Advocating for buckets and labels isn’t (only) me being a pain in the ass, it’s to help players and developers. Bad labels waste good games.
Quick comment, I agree there needs to be better defining of games instead of them slapping a tag on it cause its popular or shares 1 aspect of it.
Also i think some homework for you might be interesting to see if it gets a bite.

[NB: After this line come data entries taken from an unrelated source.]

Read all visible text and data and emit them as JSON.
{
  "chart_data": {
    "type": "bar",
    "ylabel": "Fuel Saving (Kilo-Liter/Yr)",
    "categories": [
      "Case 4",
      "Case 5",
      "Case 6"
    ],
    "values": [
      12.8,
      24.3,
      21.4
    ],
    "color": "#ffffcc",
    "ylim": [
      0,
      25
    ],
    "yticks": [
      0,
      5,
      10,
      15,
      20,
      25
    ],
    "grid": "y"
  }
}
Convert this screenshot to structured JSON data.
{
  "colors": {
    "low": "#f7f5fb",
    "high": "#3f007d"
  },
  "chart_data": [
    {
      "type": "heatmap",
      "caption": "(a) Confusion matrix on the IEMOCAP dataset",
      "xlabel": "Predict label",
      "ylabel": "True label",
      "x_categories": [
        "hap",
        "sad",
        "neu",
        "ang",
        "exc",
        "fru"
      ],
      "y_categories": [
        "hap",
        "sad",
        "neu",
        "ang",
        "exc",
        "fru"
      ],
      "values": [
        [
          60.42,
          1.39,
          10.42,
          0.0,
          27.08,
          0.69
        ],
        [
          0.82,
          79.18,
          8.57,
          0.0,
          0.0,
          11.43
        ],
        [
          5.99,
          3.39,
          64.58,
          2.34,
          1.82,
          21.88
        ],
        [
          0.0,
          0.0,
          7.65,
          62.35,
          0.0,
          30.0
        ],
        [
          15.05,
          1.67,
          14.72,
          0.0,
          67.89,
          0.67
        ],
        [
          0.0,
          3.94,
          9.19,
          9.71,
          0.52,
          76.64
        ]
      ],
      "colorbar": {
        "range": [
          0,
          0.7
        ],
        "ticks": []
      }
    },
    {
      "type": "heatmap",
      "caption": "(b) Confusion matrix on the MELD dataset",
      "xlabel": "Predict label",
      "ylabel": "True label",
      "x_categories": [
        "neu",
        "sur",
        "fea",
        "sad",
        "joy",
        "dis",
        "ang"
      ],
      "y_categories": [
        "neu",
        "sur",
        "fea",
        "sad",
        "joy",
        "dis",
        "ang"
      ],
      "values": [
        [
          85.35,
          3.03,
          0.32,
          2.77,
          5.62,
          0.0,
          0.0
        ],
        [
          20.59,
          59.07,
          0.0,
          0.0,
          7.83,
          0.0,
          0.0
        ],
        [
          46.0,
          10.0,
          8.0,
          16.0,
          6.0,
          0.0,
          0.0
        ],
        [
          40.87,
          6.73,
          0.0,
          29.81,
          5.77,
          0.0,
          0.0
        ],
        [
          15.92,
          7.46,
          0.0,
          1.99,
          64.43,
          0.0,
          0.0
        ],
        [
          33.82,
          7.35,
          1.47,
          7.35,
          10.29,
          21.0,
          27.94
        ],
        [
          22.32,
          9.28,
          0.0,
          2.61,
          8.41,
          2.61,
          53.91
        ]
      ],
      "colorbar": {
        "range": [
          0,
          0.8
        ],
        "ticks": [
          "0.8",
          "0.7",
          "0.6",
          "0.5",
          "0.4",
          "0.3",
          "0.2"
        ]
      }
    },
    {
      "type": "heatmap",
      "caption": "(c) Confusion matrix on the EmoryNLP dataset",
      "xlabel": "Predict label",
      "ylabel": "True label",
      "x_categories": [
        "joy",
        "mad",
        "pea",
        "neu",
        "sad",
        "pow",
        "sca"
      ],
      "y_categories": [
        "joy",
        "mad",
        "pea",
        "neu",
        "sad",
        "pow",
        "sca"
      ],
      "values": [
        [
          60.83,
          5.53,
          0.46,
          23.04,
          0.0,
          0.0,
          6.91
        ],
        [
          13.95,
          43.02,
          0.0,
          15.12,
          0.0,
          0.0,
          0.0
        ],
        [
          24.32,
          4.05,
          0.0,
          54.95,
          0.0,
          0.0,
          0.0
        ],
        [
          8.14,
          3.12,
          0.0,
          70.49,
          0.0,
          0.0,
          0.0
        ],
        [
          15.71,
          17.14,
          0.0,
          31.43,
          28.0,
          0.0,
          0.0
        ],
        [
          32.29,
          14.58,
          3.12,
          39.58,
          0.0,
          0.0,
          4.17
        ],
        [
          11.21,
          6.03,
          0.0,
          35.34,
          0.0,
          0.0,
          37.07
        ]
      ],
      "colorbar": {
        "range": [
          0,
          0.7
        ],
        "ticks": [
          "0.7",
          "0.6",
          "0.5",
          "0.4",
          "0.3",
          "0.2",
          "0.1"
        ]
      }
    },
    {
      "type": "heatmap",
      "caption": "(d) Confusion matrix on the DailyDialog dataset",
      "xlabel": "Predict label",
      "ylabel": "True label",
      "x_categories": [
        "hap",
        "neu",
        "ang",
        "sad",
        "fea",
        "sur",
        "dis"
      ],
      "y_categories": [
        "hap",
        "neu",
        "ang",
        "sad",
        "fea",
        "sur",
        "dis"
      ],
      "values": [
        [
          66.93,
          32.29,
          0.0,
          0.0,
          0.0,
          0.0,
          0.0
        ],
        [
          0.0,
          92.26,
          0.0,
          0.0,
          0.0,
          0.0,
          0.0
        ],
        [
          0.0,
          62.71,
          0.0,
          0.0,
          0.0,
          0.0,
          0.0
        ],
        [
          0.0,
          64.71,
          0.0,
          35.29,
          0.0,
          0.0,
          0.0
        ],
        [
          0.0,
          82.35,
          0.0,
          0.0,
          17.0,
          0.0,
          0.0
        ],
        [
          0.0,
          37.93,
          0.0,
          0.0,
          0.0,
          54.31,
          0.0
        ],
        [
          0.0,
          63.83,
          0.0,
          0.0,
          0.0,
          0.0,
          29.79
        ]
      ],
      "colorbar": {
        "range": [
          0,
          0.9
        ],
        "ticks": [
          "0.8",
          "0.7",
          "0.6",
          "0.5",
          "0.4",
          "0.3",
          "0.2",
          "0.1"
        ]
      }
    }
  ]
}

You should pop-off a message to some of those writers for those article. see if they would comment or collab in a way where both can use quotes and write ups discussing the topic on hand. share this link / post see if they would give you a comment or two on the topic. worse case they say no and write the dumb non correct, lack of picking the proper titles to the topics they write about and usually only get 1 game right and add others that do not fit at all etc etc (looking at you gamerant) anywho at a less worse they say no and at best might get a bite and more idea being tossed out to the masses, and absolute worse they steal the idea for an article and we have to go bash them publicly since it was started and suggested here and we keep proof.
What I DO find encouraging – and I appreciate the timing, because I’m working on the new Next Fest article by referencing the old NF article – is that the system does self correct by players, to an extent.
The Last Caretaker is one example, and I noticed that Winter Burrow had similar changes.